The Thai Hotels Association last night reported that tourists from India are cancelling trips to Thailand in their droves after their government insisted that returning travellers produce a negative Covid-19 test before reentering the country.
The new mandate has come as a shock to Indian holidaymakers as the rest of the world contemplates what to do with returning Chinese tourists. China announced last month it is reopening its borders to foreign travellers on Sunday, January 8 and scrapping quarantine rules.
Thai Hotels Association Eastern Chapter President Sanphet Supbowornsathian revealed the Indian government’s decision to produce negative RT-PCR tests has left many travellers reconsidering holidays to Thailand.
Sanphet reported that India imposed the rule on tourists coming back from Thailand, China (including Hong Kong), Japan, South Korea, and Singapore.
“The mandatory RT-PCR tests raise the costs of tourists and they are delaying their visits. Only small groups (of Indian tourists) remain.

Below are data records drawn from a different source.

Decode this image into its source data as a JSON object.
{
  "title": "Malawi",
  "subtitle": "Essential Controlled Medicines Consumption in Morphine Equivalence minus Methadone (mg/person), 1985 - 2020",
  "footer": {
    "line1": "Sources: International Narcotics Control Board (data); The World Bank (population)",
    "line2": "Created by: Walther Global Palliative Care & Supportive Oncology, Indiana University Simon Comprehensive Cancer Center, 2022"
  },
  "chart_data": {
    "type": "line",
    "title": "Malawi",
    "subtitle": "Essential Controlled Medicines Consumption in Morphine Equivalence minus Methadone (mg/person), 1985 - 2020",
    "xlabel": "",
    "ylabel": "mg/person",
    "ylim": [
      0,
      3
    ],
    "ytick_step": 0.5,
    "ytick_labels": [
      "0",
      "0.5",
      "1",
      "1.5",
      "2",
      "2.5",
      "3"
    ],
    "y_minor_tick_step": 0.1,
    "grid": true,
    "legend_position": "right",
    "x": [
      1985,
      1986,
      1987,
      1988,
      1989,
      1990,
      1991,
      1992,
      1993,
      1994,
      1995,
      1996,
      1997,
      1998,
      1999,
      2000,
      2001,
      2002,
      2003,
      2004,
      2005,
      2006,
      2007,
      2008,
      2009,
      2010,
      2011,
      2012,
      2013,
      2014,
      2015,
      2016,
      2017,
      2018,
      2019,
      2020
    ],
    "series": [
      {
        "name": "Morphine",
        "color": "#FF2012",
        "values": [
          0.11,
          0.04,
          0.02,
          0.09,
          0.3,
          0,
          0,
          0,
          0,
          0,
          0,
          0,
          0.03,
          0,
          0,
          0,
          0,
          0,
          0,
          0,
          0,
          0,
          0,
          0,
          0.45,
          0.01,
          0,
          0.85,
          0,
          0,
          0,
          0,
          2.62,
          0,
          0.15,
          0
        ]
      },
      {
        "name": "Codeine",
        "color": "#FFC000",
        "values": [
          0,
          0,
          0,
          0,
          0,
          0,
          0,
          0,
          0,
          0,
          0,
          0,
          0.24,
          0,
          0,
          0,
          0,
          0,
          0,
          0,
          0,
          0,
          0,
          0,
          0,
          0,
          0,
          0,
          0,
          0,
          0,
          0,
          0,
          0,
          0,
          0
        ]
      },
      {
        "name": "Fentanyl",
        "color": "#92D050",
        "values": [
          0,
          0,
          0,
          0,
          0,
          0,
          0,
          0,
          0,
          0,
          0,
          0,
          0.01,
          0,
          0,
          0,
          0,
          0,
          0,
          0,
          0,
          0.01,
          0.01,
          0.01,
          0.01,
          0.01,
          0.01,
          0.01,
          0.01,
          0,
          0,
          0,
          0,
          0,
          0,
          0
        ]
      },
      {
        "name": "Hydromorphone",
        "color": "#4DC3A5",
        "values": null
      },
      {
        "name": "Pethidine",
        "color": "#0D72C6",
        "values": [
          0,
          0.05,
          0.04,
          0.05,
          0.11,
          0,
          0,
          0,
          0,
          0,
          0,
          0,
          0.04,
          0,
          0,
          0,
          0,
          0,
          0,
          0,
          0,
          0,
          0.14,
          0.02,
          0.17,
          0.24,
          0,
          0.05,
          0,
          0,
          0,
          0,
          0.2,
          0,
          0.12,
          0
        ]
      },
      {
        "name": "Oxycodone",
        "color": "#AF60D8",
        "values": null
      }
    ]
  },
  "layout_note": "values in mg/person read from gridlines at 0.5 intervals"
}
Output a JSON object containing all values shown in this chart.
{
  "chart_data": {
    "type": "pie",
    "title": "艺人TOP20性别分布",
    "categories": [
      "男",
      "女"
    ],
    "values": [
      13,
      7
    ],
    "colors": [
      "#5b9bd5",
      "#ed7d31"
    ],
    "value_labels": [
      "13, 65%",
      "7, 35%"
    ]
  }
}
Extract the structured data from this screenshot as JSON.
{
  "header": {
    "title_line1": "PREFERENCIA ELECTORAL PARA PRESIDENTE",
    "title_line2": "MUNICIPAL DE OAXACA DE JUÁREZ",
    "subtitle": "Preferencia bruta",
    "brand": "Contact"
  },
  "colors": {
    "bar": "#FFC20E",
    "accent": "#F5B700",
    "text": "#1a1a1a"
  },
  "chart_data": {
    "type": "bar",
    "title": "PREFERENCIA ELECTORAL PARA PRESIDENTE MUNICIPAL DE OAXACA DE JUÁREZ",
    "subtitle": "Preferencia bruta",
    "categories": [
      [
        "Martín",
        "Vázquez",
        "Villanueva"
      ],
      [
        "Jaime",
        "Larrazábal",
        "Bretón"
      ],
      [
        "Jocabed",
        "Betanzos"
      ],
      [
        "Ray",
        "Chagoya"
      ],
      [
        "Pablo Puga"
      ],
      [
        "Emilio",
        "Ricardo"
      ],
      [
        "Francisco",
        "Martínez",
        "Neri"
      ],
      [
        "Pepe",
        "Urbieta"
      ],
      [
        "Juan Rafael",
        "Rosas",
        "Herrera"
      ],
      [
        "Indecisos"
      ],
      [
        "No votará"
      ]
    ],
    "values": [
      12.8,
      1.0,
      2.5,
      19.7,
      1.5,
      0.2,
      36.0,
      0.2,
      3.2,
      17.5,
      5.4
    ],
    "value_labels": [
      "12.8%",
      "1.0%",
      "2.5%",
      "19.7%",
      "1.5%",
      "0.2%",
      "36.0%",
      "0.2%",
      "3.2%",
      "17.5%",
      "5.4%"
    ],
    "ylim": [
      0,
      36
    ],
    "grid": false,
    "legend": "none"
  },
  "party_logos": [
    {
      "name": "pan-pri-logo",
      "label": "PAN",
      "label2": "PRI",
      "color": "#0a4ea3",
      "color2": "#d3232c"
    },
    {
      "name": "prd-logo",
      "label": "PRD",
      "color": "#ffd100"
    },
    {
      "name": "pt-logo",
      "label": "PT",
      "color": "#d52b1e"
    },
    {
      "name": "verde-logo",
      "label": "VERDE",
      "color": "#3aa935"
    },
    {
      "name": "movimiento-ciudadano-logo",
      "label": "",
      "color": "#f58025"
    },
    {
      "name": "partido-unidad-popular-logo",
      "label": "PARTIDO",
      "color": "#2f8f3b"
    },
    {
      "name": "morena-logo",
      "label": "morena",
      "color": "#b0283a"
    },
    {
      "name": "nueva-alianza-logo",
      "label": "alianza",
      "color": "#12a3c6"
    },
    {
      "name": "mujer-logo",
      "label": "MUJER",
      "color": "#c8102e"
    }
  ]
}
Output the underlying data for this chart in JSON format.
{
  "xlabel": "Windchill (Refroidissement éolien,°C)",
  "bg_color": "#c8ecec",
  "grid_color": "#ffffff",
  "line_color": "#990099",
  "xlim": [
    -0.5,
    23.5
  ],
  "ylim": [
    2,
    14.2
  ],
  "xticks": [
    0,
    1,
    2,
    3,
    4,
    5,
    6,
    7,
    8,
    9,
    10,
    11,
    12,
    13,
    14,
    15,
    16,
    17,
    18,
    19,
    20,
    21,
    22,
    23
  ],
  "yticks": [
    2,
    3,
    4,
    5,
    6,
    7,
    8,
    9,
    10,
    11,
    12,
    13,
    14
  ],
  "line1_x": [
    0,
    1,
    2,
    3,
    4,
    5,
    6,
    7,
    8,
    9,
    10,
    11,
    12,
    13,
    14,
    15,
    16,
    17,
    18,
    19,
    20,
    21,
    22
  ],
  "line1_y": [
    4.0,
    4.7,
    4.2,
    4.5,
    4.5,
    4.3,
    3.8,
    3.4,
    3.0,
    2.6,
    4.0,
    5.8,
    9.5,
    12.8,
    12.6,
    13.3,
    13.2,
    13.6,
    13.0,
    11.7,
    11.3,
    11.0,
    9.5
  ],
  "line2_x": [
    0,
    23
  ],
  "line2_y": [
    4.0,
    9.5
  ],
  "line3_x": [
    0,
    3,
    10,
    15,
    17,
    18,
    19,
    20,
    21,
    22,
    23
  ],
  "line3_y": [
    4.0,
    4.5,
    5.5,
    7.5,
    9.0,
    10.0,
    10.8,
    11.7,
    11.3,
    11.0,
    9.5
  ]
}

“Major Indian tour firms as reporting that some of their customers had postponed their planned trips for a few months.
“The situation was affecting hoteliers and restaurateurs in Pattaya, as Indian tourists were a major market for the resort city and for Thailand.”
India Health Minister Mansukh Mandaviya announced on Twitter that the RT-PCR test should be taken within 72 hours of travel to India, reported Bangkok Post.
“Travellers from these countries will have to upload their test reports to the government’s Air Suvidha website before their departure.
“This is being done in view of the evolving Covid-19 situation across the world, particularly in the aforesaid countries.”
Anil Kalsi, joint secretary of the Travel Agents Federation of India, said…
“Thailand is a major destination and we may see a change of plans to avoid testing on return.”
Immigration Bureau stated that India was Thailand’s second-largest source of tourists last year, with nearly 925,000 arrivals as of December 22. Malaysia was the largest with 1.8 million visitors.